Pesticides can harm humans, pets, livestock, beneficial organisms, and the natural environment. It is important to ensure that pesticides are used safely to minimize the risk to applicators, the general public, and the environment. Therefore, we conducted an evaluation of the toxicity of the newly designed, highly potent quinoxaline compound in humans.⁵⁸ This evaluation involved the use of multiple toxicity assessments and the ProTox 3.0 web tool, as previously described.^59–61

In terms of organ and endpoint toxicity, the prediction results revealed that compound 3 displayed inactive properties for nephrotoxicity (P ∼ 0.65), cardiotoxicity (P ∼ 0.87), immunotoxicity (P ∼ 0.99), cytotoxicity (P ∼ 0.86), clinical toxicity (P ∼ 0.52), and nutritional toxicity (P ∼ 0.69). Additionally, compound 3 showed an LD₅₀ of nearly 1000 mg kg⁻¹ with a predicted toxicity class of four. Moreover, this compound exhibited active properties for hepatotoxicity, neurotoxicity, carcinogenicity, and ecotoxicity, with low probability values ranging from 0.52 to 0.62. Furthermore, when predicting the toxicity of the most active quinoxaline derivative 3 with the ADMETlab 2.0 web tool,⁶² it was found that this compound showed inactivity for skin sensitization, non-corrosiveness and non-irritation to the eyes, non-respiratory toxicity, and low toxicity for oral acute toxicity in rats.

3. Conclusion

In this study, novel thiazolo[4,5-b]quinoxaline derivatives 2–9 were synthesized and screened against the 2nd and 4th larval instars of the cotton leafworm S. litura to assess their insecticidal efficacy. The in vivo insecticidal efficiency (mortality%) was higher in the 2nd larval instars than in the 4th larval instars at the same concentration. These results demonstrate that the tested derivatives are toxic to S. litura caterpillars, affecting their feeding, respiration, and locomotion patterns. These findings could potentially be used to eliminate or control the spread of this harmful insect pest in various plant species. Because the use of conventional pesticides has led to the development of resistance in this insect, there is a continuous need for new control agents. To validate the function and behavior of the insects in relation to the response of proteins that induce disruption of essential enzymes delaying the development of S. litura larvae, a physiological investigation is required. The levels of acetylcholinesterase (AChE), alkaline phosphatase (AlP), alanine aminotransferase (GPT), and aspartate aminotransferase AST (GOT) were considerably affected according to the findings of the enzymatic study.

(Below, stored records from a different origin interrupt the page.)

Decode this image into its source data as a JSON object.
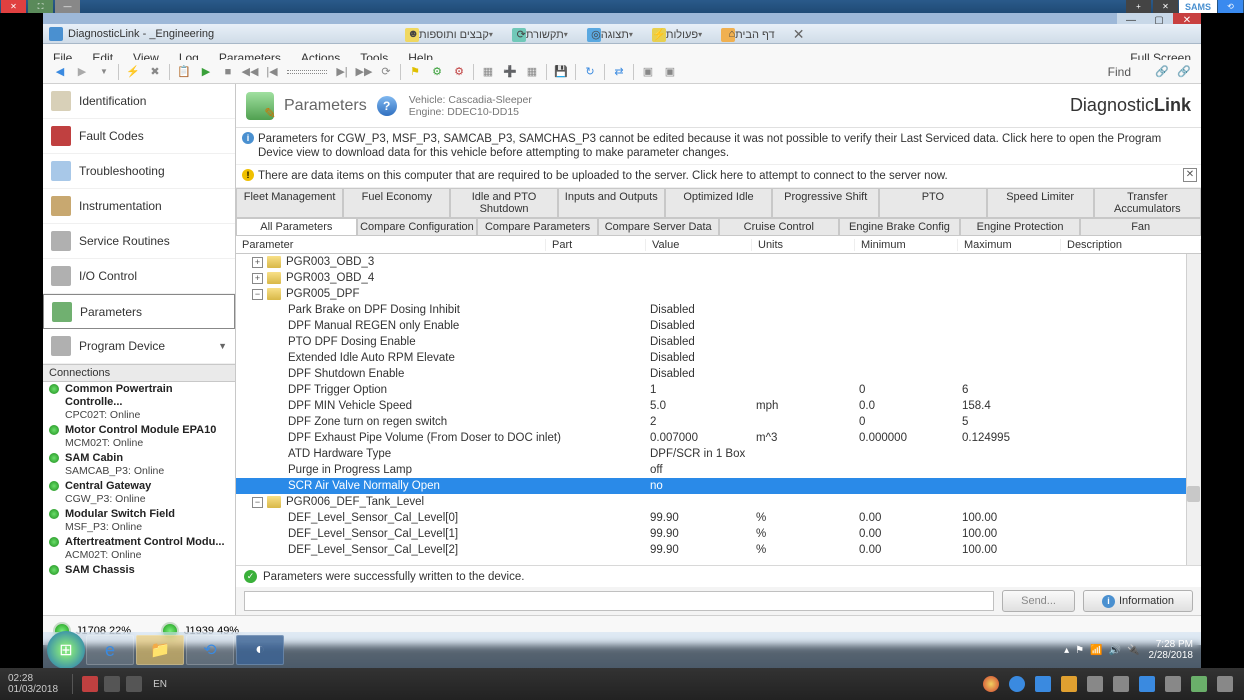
{
  "outer": {
    "sams": "SAMS",
    "clock_time": "02:28",
    "clock_date": "01/03/2018",
    "lang": "EN"
  },
  "app": {
    "title": "DiagnosticLink - _Engineering",
    "menubar": [
      "File",
      "Edit",
      "View",
      "Log",
      "Parameters",
      "Actions",
      "Tools",
      "Help"
    ],
    "full_screen": "Full Screen",
    "find": "Find",
    "brand_a": "Diagnostic",
    "brand_b": "Link"
  },
  "browser_tabs": [
    {
      "label": "דף הבית"
    },
    {
      "label": "פעולות"
    },
    {
      "label": "תצוגה"
    },
    {
      "label": "תקשורת"
    },
    {
      "label": "קבצים ותוספות"
    }
  ],
  "nav": [
    {
      "label": "Identification",
      "icon": "#d8d0b8"
    },
    {
      "label": "Fault Codes",
      "icon": "#c04040"
    },
    {
      "label": "Troubleshooting",
      "icon": "#a8c8e8"
    },
    {
      "label": "Instrumentation",
      "icon": "#c8a870"
    },
    {
      "label": "Service Routines",
      "icon": "#b0b0b0"
    },
    {
      "label": "I/O Control",
      "icon": "#b0b0b0"
    },
    {
      "label": "Parameters",
      "icon": "#70b070",
      "selected": true
    },
    {
      "label": "Program Device",
      "icon": "#b0b0b0"
    }
  ],
  "connections_hdr": "Connections",
  "connections": [
    {
      "name": "Common Powertrain Controlle...",
      "sub": "CPC02T: Online"
    },
    {
      "name": "Motor Control Module EPA10",
      "sub": "MCM02T: Online"
    },
    {
      "name": "SAM Cabin",
      "sub": "SAMCAB_P3: Online"
    },
    {
      "name": "Central Gateway",
      "sub": "CGW_P3: Online"
    },
    {
      "name": "Modular Switch Field",
      "sub": "MSF_P3: Online"
    },
    {
      "name": "Aftertreatment Control Modu...",
      "sub": "ACM02T: Online"
    },
    {
      "name": "SAM Chassis",
      "sub": ""
    }
  ],
  "header": {
    "title": "Parameters",
    "vehicle": "Vehicle: Cascadia-Sleeper",
    "engine": "Engine: DDEC10-DD15"
  },
  "msg1": "Parameters for CGW_P3, MSF_P3, SAMCAB_P3, SAMCHAS_P3 cannot be edited because it was not possible to verify their Last Serviced data. Click here to open the Program Device view to download data for this vehicle before attempting to make parameter changes.",
  "msg2": "There are data items on this computer that are required to be uploaded to the server. Click here to attempt to connect to the server now.",
  "tabs1": [
    "Fleet Management",
    "Fuel Economy",
    "Idle and PTO Shutdown",
    "Inputs and Outputs",
    "Optimized Idle",
    "Progressive Shift",
    "PTO",
    "Speed Limiter",
    "Transfer Accumulators"
  ],
  "tabs2": [
    "All Parameters",
    "Compare Configuration",
    "Compare Parameters",
    "Compare Server Data",
    "Cruise Control",
    "Engine Brake Config",
    "Engine Protection",
    "Fan"
  ],
  "columns": [
    "Parameter",
    "Part",
    "Value",
    "Units",
    "Minimum",
    "Maximum",
    "Description"
  ],
  "groups_top": [
    {
      "exp": "+",
      "name": "PGR003_OBD_3"
    },
    {
      "exp": "+",
      "name": "PGR003_OBD_4"
    },
    {
      "exp": "−",
      "name": "PGR005_DPF"
    }
  ],
  "rows": [
    {
      "param": "Park Brake on DPF Dosing Inhibit",
      "value": "Disabled"
    },
    {
      "param": "DPF Manual REGEN only Enable",
      "value": "Disabled"
    },
    {
      "param": "PTO DPF Dosing Enable",
      "value": "Disabled"
    },
    {
      "param": "Extended Idle Auto RPM Elevate",
      "value": "Disabled"
    },
    {
      "param": "DPF Shutdown Enable",
      "value": "Disabled"
    },
    {
      "param": "DPF Trigger Option",
      "value": "1",
      "min": "0",
      "max": "6"
    },
    {
      "param": "DPF MIN Vehicle Speed",
      "value": "5.0",
      "units": "mph",
      "min": "0.0",
      "max": "158.4"
    },
    {
      "param": "DPF Zone turn on regen switch",
      "value": "2",
      "min": "0",
      "max": "5"
    },
    {
      "param": "DPF Exhaust Pipe Volume (From Doser to DOC inlet)",
      "value": "0.007000",
      "units": "m^3",
      "min": "0.000000",
      "max": "0.124995"
    },
    {
      "param": "ATD Hardware Type",
      "value": "DPF/SCR in 1 Box"
    },
    {
      "param": "Purge in Progress Lamp",
      "value": "off"
    },
    {
      "param": "SCR Air Valve Normally Open",
      "value": "no",
      "selected": true
    }
  ],
  "group_mid": {
    "exp": "−",
    "name": "PGR006_DEF_Tank_Level"
  },
  "rows2": [
    {
      "param": "DEF_Level_Sensor_Cal_Level[0]",
      "value": "99.90",
      "units": "%",
      "min": "0.00",
      "max": "100.00"
    },
    {
      "param": "DEF_Level_Sensor_Cal_Level[1]",
      "value": "99.90",
      "units": "%",
      "min": "0.00",
      "max": "100.00"
    },
    {
      "param": "DEF_Level_Sensor_Cal_Level[2]",
      "value": "99.90",
      "units": "%",
      "min": "0.00",
      "max": "100.00"
    }
  ],
  "status": "Parameters were successfully written to the device.",
  "send": "Send...",
  "info_btn": "Information",
  "j1708": "J1708 22%",
  "j1939": "J1939 49%",
  "win_clock": {
    "time": "7:28 PM",
    "date": "2/28/2018"
  }
}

A study of morphological characteristics using a scanning electron microscope (SEM) reveals that proleg-induced damage to the cuticle and head capsule hinders the mobility of larvae. Consequently, these compounds represent effective pest management strategies. These results greatly aid the practical application of these chemicals in Integrated Pest Management (IPM) programs to reduce the phenomena of resistance in this insect pest. Finally, this research proposes a methodology for scientists to explore novel quinoxaline derivatives to control the cotton leafworm S. litura.

4. Experimental

4.1. Chemistry

All details about the chemicals and instruments used to complete the characterization are included in the ESI† file. The starting material 2,3-dichloroquinoxaline 1 was synthesized according to previous studies with a sharp melting point M. p. = 148–150 °C.^43,44

4.1.1. Synthesis of 3-aminothiazolo[4,5-b]quinoxalin-2(3H)-one (2). A suspension of dioxane solution containing dichloro-quinoxaline derivatives 1 (equimolar) and the corresponding 2-(propan-2-ylidene)hydrazine-1-carbothioamide (equimolar) was stirred at 110 °C for 2 h (monitoring by TLC) until precipitation occurred. The suspension solution was filtered out, washed with commercial ethanol to remove the unreacted reagent, dried and recrystallized from acetonitrile to afford the pure target compound as yellow crystals with M. p.: 240–242 °C, and yield: 76%; IR (KBr, cm⁻¹): 3246, 3133 (NH₂), 3053 (sp²-CH), 1659 (C=O), 1611 (C=N); ¹H NMR (400 MHz, DMSO-d₆) δ (ppm) 7.32 (s, NH₂, D₂O exchangeable), 7.61 (t, 1H, quinoxaline-H, J = 8.0 Hz), 7.70 (t, 1H, quinoxaline-H, J = 8.0 Hz), 7.89 (d, 2H, quinoxaline-H_5,8, J = 8.0 Hz); ¹³C NMR (101 MHz, DMSO-d₆) δ (ppm): 125.42, 127.64, 130.29, 131.77, 135.48, 137.05 (6 Ar. Cs), 140.01(C=N), 144.59 (C=N), 155.15 (C=O); anal. calcd. for C₉H₆N₄OS (218.23): C, 49.53; H, 2.77; N, 25.67; found: C, 50.15; H, 2.35; N, 25.03.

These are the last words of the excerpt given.